Rent-stabilized apartments are a precious commodity especially in current times as rent prices continue to soar. If you have an older relative with one of these apartments who wish for you to take over when they move out or die, then you might want to jump on the opportunity right away.
But inheriting a rent-stabilized apartment is not as easy as simply getting a house or different piece of inheritable property in a will. You must prepare yourself to handle some complexities as you move forward with your bid on the apartment.
What are the rules regarding rent-controlled apartments?
City Realty discusses rent-stabilized apartment inheritances. Specifically, they bring up the state rules that New York implements for these rent-controlled apartments. First, you need to have resided within the apartment with its current tenant for at least two years before inheriting it. This must overlap with the current tenant’s stay. Though you can still leave for a portion of that time, the only exemptions are for things like military leave or attending college. For those over 62 or disabled, the requirement is one year.
While the current tenant is there, only a spouse can be on the lease. But after the tenant moves or dies, you can take over the lease if you are a close family member or a domestic partner.

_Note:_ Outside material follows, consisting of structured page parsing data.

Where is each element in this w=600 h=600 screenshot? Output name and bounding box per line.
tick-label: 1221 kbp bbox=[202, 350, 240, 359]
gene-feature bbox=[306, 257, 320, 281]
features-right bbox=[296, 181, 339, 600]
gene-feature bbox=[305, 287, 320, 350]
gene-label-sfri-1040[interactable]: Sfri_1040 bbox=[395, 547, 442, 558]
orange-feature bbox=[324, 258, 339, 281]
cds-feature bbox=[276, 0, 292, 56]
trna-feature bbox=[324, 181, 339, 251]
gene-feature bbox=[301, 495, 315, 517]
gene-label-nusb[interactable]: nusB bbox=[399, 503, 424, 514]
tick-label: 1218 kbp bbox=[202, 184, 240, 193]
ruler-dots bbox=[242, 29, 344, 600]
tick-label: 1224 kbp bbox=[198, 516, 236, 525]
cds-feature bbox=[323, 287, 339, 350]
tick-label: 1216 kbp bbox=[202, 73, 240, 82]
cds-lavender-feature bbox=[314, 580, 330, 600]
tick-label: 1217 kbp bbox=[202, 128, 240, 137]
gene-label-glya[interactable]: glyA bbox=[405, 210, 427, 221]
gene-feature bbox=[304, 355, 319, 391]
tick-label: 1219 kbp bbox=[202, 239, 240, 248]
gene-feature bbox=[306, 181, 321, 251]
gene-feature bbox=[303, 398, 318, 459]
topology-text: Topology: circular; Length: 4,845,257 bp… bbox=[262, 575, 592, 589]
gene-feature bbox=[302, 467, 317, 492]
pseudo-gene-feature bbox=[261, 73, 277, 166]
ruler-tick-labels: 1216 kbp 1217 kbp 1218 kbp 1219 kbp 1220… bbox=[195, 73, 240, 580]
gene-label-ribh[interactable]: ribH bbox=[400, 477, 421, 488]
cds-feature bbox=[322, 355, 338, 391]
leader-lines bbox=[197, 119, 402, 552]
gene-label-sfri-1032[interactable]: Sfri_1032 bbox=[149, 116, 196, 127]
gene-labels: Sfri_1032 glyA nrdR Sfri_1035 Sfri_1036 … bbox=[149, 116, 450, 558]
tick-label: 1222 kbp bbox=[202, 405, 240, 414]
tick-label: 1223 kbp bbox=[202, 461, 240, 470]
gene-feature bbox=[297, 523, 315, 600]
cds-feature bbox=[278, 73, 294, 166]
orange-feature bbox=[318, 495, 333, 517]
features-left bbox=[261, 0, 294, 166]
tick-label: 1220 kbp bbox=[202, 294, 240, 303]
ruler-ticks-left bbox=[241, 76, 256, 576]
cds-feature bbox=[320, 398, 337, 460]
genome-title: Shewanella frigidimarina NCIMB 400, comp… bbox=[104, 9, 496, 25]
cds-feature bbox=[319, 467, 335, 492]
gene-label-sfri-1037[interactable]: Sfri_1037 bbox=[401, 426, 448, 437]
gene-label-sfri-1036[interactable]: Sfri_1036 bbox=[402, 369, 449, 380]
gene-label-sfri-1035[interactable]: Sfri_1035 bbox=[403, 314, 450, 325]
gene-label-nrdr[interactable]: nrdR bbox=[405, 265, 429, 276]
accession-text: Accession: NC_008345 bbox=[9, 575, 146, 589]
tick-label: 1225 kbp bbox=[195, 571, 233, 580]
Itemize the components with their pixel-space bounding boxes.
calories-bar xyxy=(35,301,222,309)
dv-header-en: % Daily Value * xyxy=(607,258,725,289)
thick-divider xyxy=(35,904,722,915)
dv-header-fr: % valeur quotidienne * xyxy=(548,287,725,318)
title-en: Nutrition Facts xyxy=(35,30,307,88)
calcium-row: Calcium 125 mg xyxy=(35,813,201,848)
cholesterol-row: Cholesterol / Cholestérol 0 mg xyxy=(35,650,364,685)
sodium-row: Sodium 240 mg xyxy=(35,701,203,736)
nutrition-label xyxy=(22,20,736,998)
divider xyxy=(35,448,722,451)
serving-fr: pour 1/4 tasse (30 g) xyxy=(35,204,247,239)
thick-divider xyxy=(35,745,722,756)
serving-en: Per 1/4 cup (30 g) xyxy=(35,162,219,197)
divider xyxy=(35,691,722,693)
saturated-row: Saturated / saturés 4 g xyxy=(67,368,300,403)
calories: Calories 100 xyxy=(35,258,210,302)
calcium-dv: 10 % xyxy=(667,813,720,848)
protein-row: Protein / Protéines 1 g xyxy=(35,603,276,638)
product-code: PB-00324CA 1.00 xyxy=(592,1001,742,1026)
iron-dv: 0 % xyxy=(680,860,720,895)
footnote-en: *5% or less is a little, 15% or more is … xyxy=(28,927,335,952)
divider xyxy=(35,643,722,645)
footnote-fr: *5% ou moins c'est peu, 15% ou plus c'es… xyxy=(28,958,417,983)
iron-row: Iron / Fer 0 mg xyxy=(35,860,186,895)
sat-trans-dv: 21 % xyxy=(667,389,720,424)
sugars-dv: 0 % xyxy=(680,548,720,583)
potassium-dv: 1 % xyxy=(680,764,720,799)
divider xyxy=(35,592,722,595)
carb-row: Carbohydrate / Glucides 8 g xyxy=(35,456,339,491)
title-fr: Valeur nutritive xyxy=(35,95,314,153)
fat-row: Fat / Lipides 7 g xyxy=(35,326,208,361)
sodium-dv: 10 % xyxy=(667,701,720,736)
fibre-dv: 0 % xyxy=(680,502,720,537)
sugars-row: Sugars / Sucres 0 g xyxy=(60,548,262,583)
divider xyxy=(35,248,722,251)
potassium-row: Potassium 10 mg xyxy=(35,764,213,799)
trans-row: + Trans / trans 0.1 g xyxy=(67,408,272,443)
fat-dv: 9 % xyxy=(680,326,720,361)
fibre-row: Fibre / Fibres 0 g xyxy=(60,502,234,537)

Working with your new landlord
You must have evidence proving that you did reside in the apartment for the required amount of time, which can include tax returns, a driver’s license or voter’s registration. Though experts recommend you alert the landlord of your plans, it is not necessary. When you intend to take over the lease, you can seek legal help in drafting a letter to the landlord letting them know of your intention to succeed and asking what documentation they need. This can facilitate an easier change of hands, which benefits all parties.